Toshiyuki Aizawa / Reuters

3月23日、東京地検特捜部は、リニア中央新幹線の工事をめぐる談合事件で、大林組、鹿島、清水建設、大成建設のゼネコン4社と、逮捕された大成建設、鹿島両社の担当者2人を独占禁止法違反(不当な取引制限)で起訴した。

大成建設、鹿島2社の担当者については、逮捕した以上、起訴しないことは考えられず、不当に起訴されるであろうとは思っていたが、驚いたのは、大林組、清水建設の2社の担当者が起訴されず、法人だけの起訴になったことだ。

しかも、起訴事実は、逮捕事実と実質的に変わっておらず、品川駅・名古屋駅の合計3工区の工事に関する合意だとのこと。それらの工事を受注したのは、担当者が起訴されなかった大林組と清水建設であり、逮捕・起訴された大成と鹿島の2社は、全く受注もしていない。

大林組、清水建設の2社の担当者の不起訴の理由については、「公正取引委員会に談合を自主申告し、捜査に協力したことなどを考慮したとみられる」などとされている。

逆らう者は逮捕する「権力ヤクザ」の特捜部】でも述べたように、検察は、そもそも、独禁法違反の事実を否認している2社の担当者だけを逮捕するという「権力ヤクザ」のようなことをしているのだから、その流れで、検察が、2社を不起訴にするのは想定できないわけではない。問題は、公正取引委員会(公取委)までもが、その検察の方針に沿う形で告発を行ったことだ。

公取委は、独禁法違反の犯罪について「専属告発権」を有しており、公取委の告発がなければ、検察は起訴することができない(96条1項)。そして、公取委が告発した事件について不起訴処分を行った場合、検察官は、法務大臣を通して内閣総理大臣に不起訴理由を報告しなければならない(74条3項)。独禁法違反の犯罪について、他の犯罪とは比較にならないほど、公取委に強い権限が与えられているのである。ところが、今回、公取委は、4社と2者の告発をすることで、検察捜査に刃向かう会社とその担当者を徹底して不利に取り扱うという検察の極めて不当なやり方を、丸ごと追認した。

もし4社間で「競争を制限する合意」があったとしても、それによって工事を受注して利益を得た会社の担当者と、受注せず協力しただけの会社の担当者と、どちらが独禁法違反として悪質・重大かは、明らかなはずだ。
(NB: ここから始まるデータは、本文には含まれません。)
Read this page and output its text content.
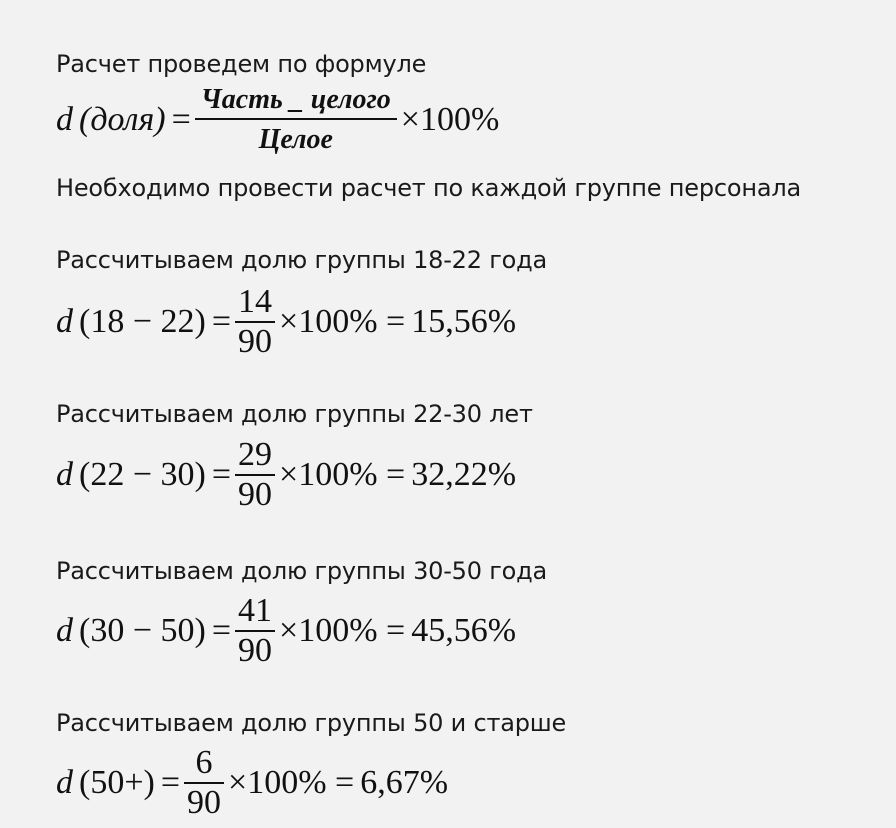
Расчет проведем по формуле
d (доля) = $\frac{\text{Часть \_ целого}}{\text{Целое}} \times 100\%$
Необходимо провести расчет по каждой группе персонала
Рассчитываем долю группы 18-22 года
d $(18 - 22) = \frac{14}{90} \times 100\% = 15,56\%$
Рассчитываем долю группы 22-30 лет
d $(22 - 30) = \frac{29}{90} \times 100\% = 32,22\%$
Рассчитываем долю группы 30-50 года
d $(30 - 50) = \frac{41}{90} \times 100\% = 45,56\%$
Рассчитываем долю группы 50 и старше
d $(50+) = \frac{6}{90} \times 100\% = 6,67\%$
検察の取調べに対して犯罪事実を否認している2社の担当者だけを起訴し、認めている2社は起訴しないというのは、検察の都合による、検察の方針であり、公取委にとって、担当者の告発に差を設ける理由は全くないはずである。公取委は、記者会見でその理由について質問され「調査の内容に関わる」などと意味不明の理由で説明を拒んだようだ。
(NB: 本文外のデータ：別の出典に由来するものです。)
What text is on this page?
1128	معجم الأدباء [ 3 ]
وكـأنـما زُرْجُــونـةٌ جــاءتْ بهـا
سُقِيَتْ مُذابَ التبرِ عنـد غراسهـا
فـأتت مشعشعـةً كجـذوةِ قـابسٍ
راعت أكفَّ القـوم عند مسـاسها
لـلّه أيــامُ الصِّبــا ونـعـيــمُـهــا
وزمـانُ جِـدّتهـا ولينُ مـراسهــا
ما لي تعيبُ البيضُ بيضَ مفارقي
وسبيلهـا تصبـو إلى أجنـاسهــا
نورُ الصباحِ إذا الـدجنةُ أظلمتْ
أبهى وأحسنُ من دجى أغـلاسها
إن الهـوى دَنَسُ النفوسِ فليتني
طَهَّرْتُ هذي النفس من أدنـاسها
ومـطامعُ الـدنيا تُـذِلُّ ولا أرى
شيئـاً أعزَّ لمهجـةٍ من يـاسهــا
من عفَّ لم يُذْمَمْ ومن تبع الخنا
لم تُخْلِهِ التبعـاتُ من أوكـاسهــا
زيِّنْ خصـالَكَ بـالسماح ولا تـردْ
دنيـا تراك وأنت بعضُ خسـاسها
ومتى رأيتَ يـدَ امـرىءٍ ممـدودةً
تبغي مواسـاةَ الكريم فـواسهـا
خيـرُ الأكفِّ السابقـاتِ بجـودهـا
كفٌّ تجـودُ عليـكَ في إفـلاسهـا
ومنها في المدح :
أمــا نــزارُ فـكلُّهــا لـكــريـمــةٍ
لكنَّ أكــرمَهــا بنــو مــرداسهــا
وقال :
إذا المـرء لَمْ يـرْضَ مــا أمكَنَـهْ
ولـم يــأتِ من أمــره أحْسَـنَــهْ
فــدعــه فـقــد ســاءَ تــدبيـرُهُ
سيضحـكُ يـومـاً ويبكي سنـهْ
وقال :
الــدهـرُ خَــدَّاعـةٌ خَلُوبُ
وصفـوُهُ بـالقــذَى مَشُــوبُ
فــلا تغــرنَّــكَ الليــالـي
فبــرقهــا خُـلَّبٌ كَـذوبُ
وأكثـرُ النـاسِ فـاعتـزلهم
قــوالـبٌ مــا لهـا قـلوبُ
しかも、昨年12月の時点で当ブログ【リニア談合、独禁法での起訴には重大な問題 ~全論点徹底解説~】で詳細に述べたように、リニア工事は、JR東海という民間企業の発注であり、極めて高度な技術が要求される大規模工事で、発注方式も、受注者選定の方式も、そのような工事の特性に応じたものとなっているのだから、そもそも、今回のリニア工事をめぐる問題は、独禁法違反の犯罪で処罰すべき問題ではない。

日経Bizgate「郷原弁護士のコンプライアンス指南塾」【「リニア談合」の本質と独禁法コンプライアンス】でも述べたように、「独禁法違反の犯罪」の成否以前の問題として、独禁法コンプライアンスの基本的視点から考えれば、そもそも独禁法で問題にすべき案件ではないことは明らかだ。
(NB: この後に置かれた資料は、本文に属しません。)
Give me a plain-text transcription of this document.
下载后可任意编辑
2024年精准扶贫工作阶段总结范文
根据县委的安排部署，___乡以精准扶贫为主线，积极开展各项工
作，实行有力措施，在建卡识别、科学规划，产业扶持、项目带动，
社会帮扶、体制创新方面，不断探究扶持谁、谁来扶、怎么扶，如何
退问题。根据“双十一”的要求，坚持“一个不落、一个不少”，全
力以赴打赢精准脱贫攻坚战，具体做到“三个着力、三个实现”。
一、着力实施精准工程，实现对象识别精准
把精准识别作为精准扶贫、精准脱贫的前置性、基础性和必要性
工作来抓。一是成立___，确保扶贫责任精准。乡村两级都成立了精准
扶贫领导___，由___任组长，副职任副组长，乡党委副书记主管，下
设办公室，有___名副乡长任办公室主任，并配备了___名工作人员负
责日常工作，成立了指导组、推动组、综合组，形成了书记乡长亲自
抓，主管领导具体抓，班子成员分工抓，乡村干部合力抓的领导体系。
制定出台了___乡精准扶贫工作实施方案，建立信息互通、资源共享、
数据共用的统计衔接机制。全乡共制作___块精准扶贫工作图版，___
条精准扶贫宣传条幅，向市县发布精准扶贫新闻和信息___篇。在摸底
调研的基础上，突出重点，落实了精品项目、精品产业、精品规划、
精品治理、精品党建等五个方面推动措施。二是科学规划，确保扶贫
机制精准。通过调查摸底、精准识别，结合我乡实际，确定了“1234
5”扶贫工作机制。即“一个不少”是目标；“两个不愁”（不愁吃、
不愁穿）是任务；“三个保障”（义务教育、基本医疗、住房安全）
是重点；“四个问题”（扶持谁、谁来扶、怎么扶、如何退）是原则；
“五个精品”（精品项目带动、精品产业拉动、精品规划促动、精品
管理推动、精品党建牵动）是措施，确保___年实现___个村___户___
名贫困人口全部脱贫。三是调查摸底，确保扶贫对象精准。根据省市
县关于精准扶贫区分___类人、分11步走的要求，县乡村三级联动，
ところが、公取委は、「『4社の法人に対する告発状』と『2社担当者だけの告発状』を持ってこい」という検察の「御用命」に、 "下僕"のように従った。

そのような告発に至るまでの経過は、産経ネット記事【大成・鹿島「最高裁まで争う」 検察主導、司法取引"先取り"...異例ずくめの捜査】によれば、

特捜部は昨年12月8、9日、リニアの非常口新設工事の入札で不正があったとして偽計業務妨害容疑で大林組を家宅捜索。同18、19日には独禁法違反容疑で公取委とともに4社を捜索したが、別の公取委幹部は「事件のスタートからして異例だった」と振り返る。

談合事件は、公取委が数カ月かけて調査を進めた上で特捜部が本格捜査に乗り出すのが一般的だが、今回は当初から特捜部が主導し、家宅捜索からわずか2カ月余りで大成と鹿島の幹部を逮捕。起訴に至るまで3カ月という"スピード捜査"だった。「市場の番人」といわれる公取委がゼネコン側の聴取にもあまり携わっておらず、最後まで"置き去り"にされた。

ということのようだ。「本来は公正取引委員会の調査が先行する談合事件で、特捜部が終始捜査を主導する、異例ずくめの捜査」だった。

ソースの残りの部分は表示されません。